Till i finish my paperwork it was already lunch hour. I went to the cafeteria and met all my friends and told them a good bye. They all seemed to be sad or may be they were just pretending . Brian told me that he would miss me and i was really astonished listening to him. It was an out of the blue moment for me. I told them that i would miss them too. we finished our lunch and i wanted to go to the class and attend all lectures for the last time and yeah frankly it was nostalgic. i felt terrific when i was walking to my  bus. All came along with me . There was something about this place and i really felt like home. But as my dad said that you have to lose something to win something. i had to leave  this place.

My eyes searched for Eric everywhere but he was not there. I asked Aaron too he told  Eric was there in the morning but after lunch he didn't come to class.

i want to meet him for the last time and  I want to apologize for my behaviour. perhaps this guilt is eating me inside. May be this guilt is the reason for me to not be happy. I want to leave this place happily without any guilt. It is not like i am dying. I will obviously come when ever there are vacations but i do not think that i will get any opportunity to meet him again.

"so ready for your last ride to home?" cap questioned from behind.

"how do you know about this?" i questioned.

"I met your dad. He told me" cap answered.

"oh okay". i answered.

"cap will you inform about this to Eric and tell him i am sorry for everything i did to him. I know sorry can not make up the damage made but this is all i can do" i explained.

"i saw you searching for him" he grinned.

"no i didn't search for him." i answered.

"okay. i am not going argue with you about this because i know you were searching. By the way he went home because he was not well" cap spoke.

"i was not searching. okay." i answered.

"I am going to tell him about your sorry but i will not tell him about you leaving today because i know he is going to break down.
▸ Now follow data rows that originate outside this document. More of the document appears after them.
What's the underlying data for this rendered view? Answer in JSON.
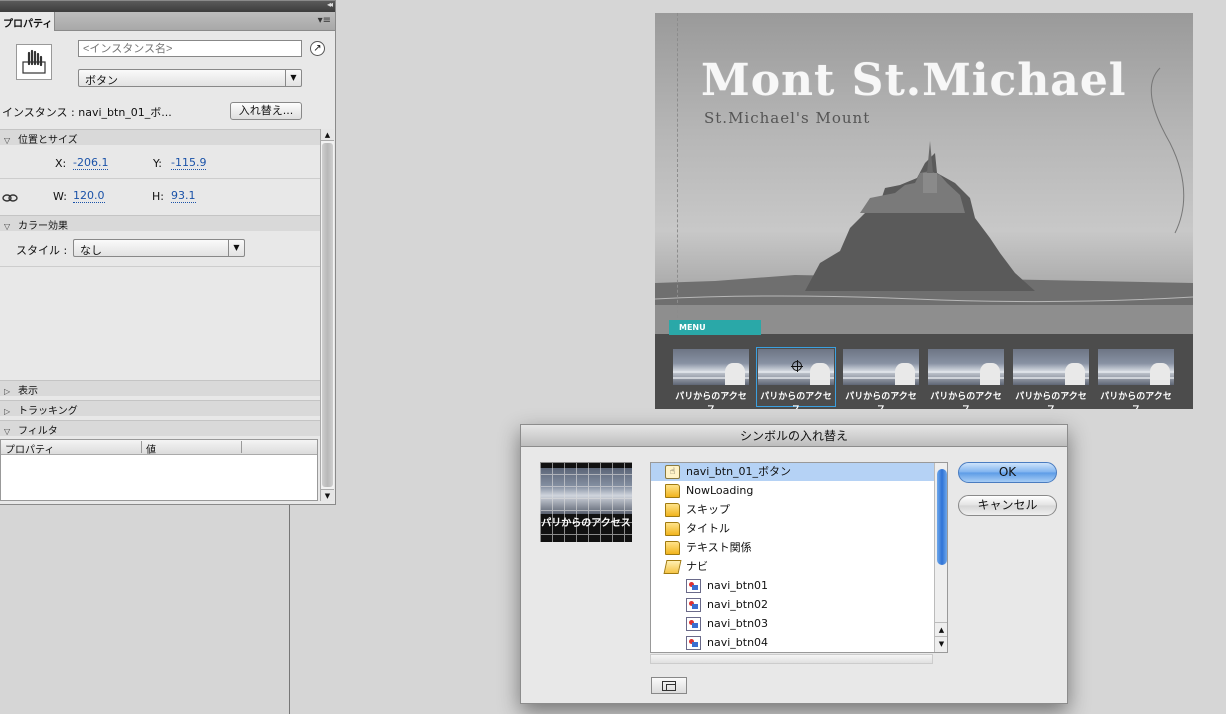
{
  "properties_panel": {
    "tab_label": "プロパティ",
    "menu_icon": "▾≡",
    "collapse_icon": "◂◂",
    "instance_name_placeholder": "<インスタンス名>",
    "symbol_type": "ボタン",
    "instance_label": "インスタンス : navi_btn_01_ボ...",
    "swap_button": "入れ替え...",
    "section_position_size": "位置とサイズ",
    "x_label": "X:",
    "x_value": "-206.1",
    "y_label": "Y:",
    "y_value": "-115.9",
    "w_label": "W:",
    "w_value": "120.0",
    "h_label": "H:",
    "h_value": "93.1",
    "section_color_effect": "カラー効果",
    "style_label": "スタイル :",
    "style_value": "なし",
    "section_display": "表示",
    "section_tracking": "トラッキング",
    "section_filter": "フィルタ",
    "filter_col_property": "プロパティ",
    "filter_col_value": "値"
  },
  "stage": {
    "title": "Mont St.Michael",
    "subtitle": "St.Michael's Mount",
    "menu_tab": "MENU",
    "nav_buttons": [
      "パリからのアクセス",
      "パリからのアクセス",
      "パリからのアクセス",
      "パリからのアクセス",
      "パリからのアクセス",
      "パリからのアクセス"
    ],
    "selected_nav_index": 1
  },
  "dialog": {
    "title": "シンボルの入れ替え",
    "preview_caption": "パリからのアクセス",
    "ok": "OK",
    "cancel": "キャンセル",
    "items": [
      {
        "label": "navi_btn_01_ボタン",
        "icon": "button-symbol-icon",
        "selected": true,
        "indent": false
      },
      {
        "label": "NowLoading",
        "icon": "folder-icon",
        "selected": false,
        "indent": false
      },
      {
        "label": "スキップ",
        "icon": "folder-icon",
        "selected": false,
        "indent": false
      },
      {
        "label": "タイトル",
        "icon": "folder-icon",
        "selected": false,
        "indent": false
      },
      {
        "label": "テキスト関係",
        "icon": "folder-icon",
        "selected": false,
        "indent": false
      },
      {
        "label": "ナビ",
        "icon": "folder-open-icon",
        "selected": false,
        "indent": false
      },
      {
        "label": "navi_btn01",
        "icon": "graphic-symbol-icon",
        "selected": false,
        "indent": true
      },
      {
        "label": "navi_btn02",
        "icon": "graphic-symbol-icon",
        "selected": false,
        "indent": true
      },
      {
        "label": "navi_btn03",
        "icon": "graphic-symbol-icon",
        "selected": false,
        "indent": true
      },
      {
        "label": "navi_btn04",
        "icon": "graphic-symbol-icon",
        "selected": false,
        "indent": true
      }
    ]
  },
  "colors": {
    "accent": "#2aa8a8",
    "selection": "#b5d2f5",
    "link_value": "#1a52a8"
  }
}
He will break into pieces so it is better for him to stay aloof about this. okay?" he questioned.

"firstly, i don't understand that why would he break down if i am leaving the country. secondly, tell him what ever you want to it's your choice." i commented.
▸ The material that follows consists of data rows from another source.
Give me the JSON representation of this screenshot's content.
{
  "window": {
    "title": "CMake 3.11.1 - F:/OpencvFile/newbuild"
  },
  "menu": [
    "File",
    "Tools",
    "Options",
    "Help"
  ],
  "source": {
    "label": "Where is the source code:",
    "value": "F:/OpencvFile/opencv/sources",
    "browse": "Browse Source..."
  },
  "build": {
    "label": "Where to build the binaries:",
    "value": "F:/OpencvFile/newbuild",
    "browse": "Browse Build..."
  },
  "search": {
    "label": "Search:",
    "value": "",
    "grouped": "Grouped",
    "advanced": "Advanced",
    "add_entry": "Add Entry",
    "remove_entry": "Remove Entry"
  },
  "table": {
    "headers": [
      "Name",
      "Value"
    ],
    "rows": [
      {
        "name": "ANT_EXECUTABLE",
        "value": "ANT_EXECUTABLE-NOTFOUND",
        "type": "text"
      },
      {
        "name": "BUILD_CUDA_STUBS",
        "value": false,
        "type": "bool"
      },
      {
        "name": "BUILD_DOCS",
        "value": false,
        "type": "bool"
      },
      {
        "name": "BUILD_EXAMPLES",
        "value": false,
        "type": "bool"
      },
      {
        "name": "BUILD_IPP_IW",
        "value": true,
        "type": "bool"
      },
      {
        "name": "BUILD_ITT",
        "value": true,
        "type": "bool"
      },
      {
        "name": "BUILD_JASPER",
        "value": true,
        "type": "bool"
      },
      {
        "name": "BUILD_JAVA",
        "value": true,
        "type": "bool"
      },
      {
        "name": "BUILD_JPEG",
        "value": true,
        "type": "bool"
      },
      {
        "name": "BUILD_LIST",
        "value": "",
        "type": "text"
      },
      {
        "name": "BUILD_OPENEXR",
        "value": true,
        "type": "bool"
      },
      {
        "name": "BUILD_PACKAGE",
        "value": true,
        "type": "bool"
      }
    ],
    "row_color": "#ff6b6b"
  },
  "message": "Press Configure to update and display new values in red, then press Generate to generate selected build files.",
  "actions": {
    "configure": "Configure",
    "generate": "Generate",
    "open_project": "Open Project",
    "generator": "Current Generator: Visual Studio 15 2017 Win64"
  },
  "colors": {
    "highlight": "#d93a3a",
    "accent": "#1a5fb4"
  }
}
"then cap i am sorry if i have hurt you in any way " i apologise to him.

"are you crazy? no you didn't . i love you. come here". he kissed me on my forehead.

"we will miss you the less lonely girl" he smiled.
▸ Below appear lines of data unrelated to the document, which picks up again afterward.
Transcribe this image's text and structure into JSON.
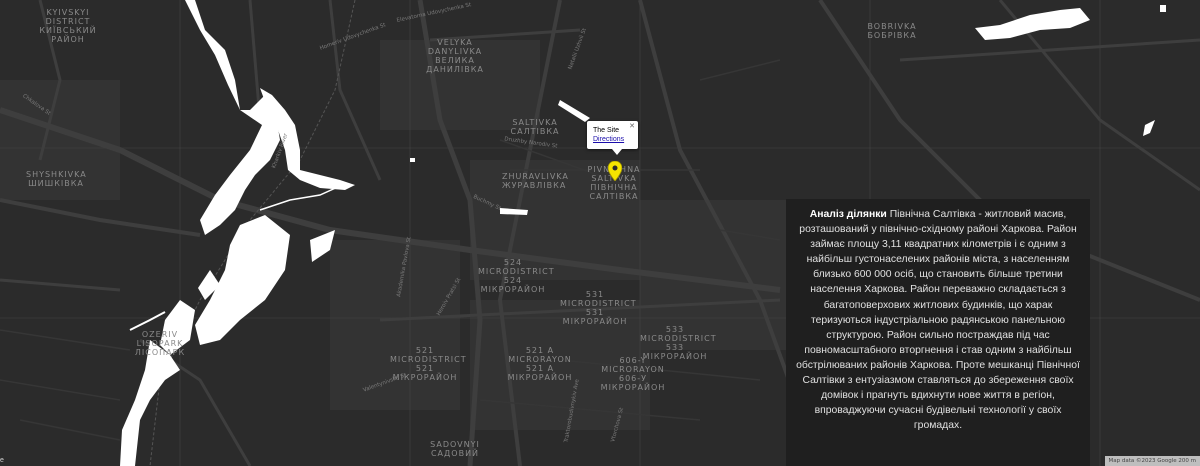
{
  "map": {
    "district_labels": [
      {
        "text": "Kyivskyi District Київський район"
      },
      {
        "text": "Velyka Danylivka Велика Данилівка"
      },
      {
        "text": "Saltivka Салтівка"
      },
      {
        "text": "Bobrivka Бобрівка"
      },
      {
        "text": "Shyshkivka Шишківка"
      },
      {
        "text": "Zhuravlivka Журавлівка"
      },
      {
        "text": "Pivnichna Saltivka Північна Салтівка"
      },
      {
        "text": "524 Microdistrict 524 мікрорайон"
      },
      {
        "text": "531 Microdistrict 531 мікрорайон"
      },
      {
        "text": "533 Microdistrict 533 мікрорайон"
      },
      {
        "text": "521 Microdistrict 521 мікрорайон"
      },
      {
        "text": "521 A Microrayon 521 А мікрорайон"
      },
      {
        "text": "606-Y Microrayon 606-У мікрорайон"
      },
      {
        "text": "Ozeriv Lisopark Лісопарк"
      },
      {
        "text": "Sadovnyi Садовий"
      }
    ],
    "street_labels": [
      {
        "text": "Homeriv Udovychenka St"
      },
      {
        "text": "Elevatorna Udovychenka St"
      },
      {
        "text": "Natalii Uzhvii St"
      },
      {
        "text": "Chkalova St"
      },
      {
        "text": "Kharkiv River"
      },
      {
        "text": "Druzhby Narodiv St"
      },
      {
        "text": "Buchmy St"
      },
      {
        "text": "Heroiv Pratsi St"
      },
      {
        "text": "Akademika Pavlova St"
      },
      {
        "text": "Traktorobudivnykiv Ave"
      },
      {
        "text": "Valentynivska St"
      },
      {
        "text": "Vtorchova St"
      }
    ],
    "marker": {
      "color": "#f5e500",
      "icon": "map-pin-icon"
    }
  },
  "info_window": {
    "title": "The Site",
    "link": "Directions",
    "close": "✕"
  },
  "panel": {
    "title": "Аналіз ділянки",
    "body": "Північна Салтівка - житловий масив, розташований у північно-східному районі Харкова. Район займає площу 3,11 квадратних кілометрів і є одним з найбільш густонаселених районів міста, з населенням близько 600 000 осіб, що становить більше третини населення Харкова. Район переважно складається з багатоповерхових житлових будинків, що харак теризуються індустріальною радянською панельною структурою. Район сильно постраждав під час повномасштабного вторгнення і став одним з найбільш обстрілюваних районів Харкова. Проте мешканці Північної Салтівки з ентузіазмом ставляться до збереження своїх домівок і прагнуть вдихнути нове життя в регіон, впроваджуючи сучасні будівельні технології у своїх громадах."
  },
  "attribution": "Map data ©2023 Google   200 m",
  "edge_label": "e",
  "colors": {
    "background": "#2b2b2b",
    "water": "#ffffff",
    "roads": "#3d3d3d",
    "panel": "#1f1f1f"
  }
}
"the less lonely girl. where did that come from?" i questioned.

"well Eric use to call you that" he answered.

"well i don't know about it. He use to call me Rapunzel" i answered.

"that was in front of you" he answered

"so the less lonely girl he use to call me behind my back." we both started laughing.

"you already made  me five minutes late. common let's go" he walked towards the bus.

I got into the bus and told everyone about my new admission letter they all told me they would miss me and it is definitely sure that i would miss them too. The rest of the ride was quiet. that dream, my friends , cap , Eric all these things were going on in my head. i was just thinking it is such a miracle that happened to me. i had literally given up on my dream to become a doctor but my life took a complete turn and now here i am finally getting to do what i dreamt to do.

i was shutting my brain or perhaps my heart that kept telling me that i should meet Eric before i leave but as cap told that it would make things worse for him something inside was stopping me. one question kept me guessing, thinking everything that why would things get worse for Eric if he gets to know i am leaving? but as they tell it is better to not find answers to some questions. some stories are happily ever after if they are left incomplete and my story was incomplete and i wanted everyone to be happy whom ever i am leaving behind.

"gooodbye" everyone shouted in the bus along with cap. i answered them good bye and walked towards my lawn.

"the less lonely girl will miss you".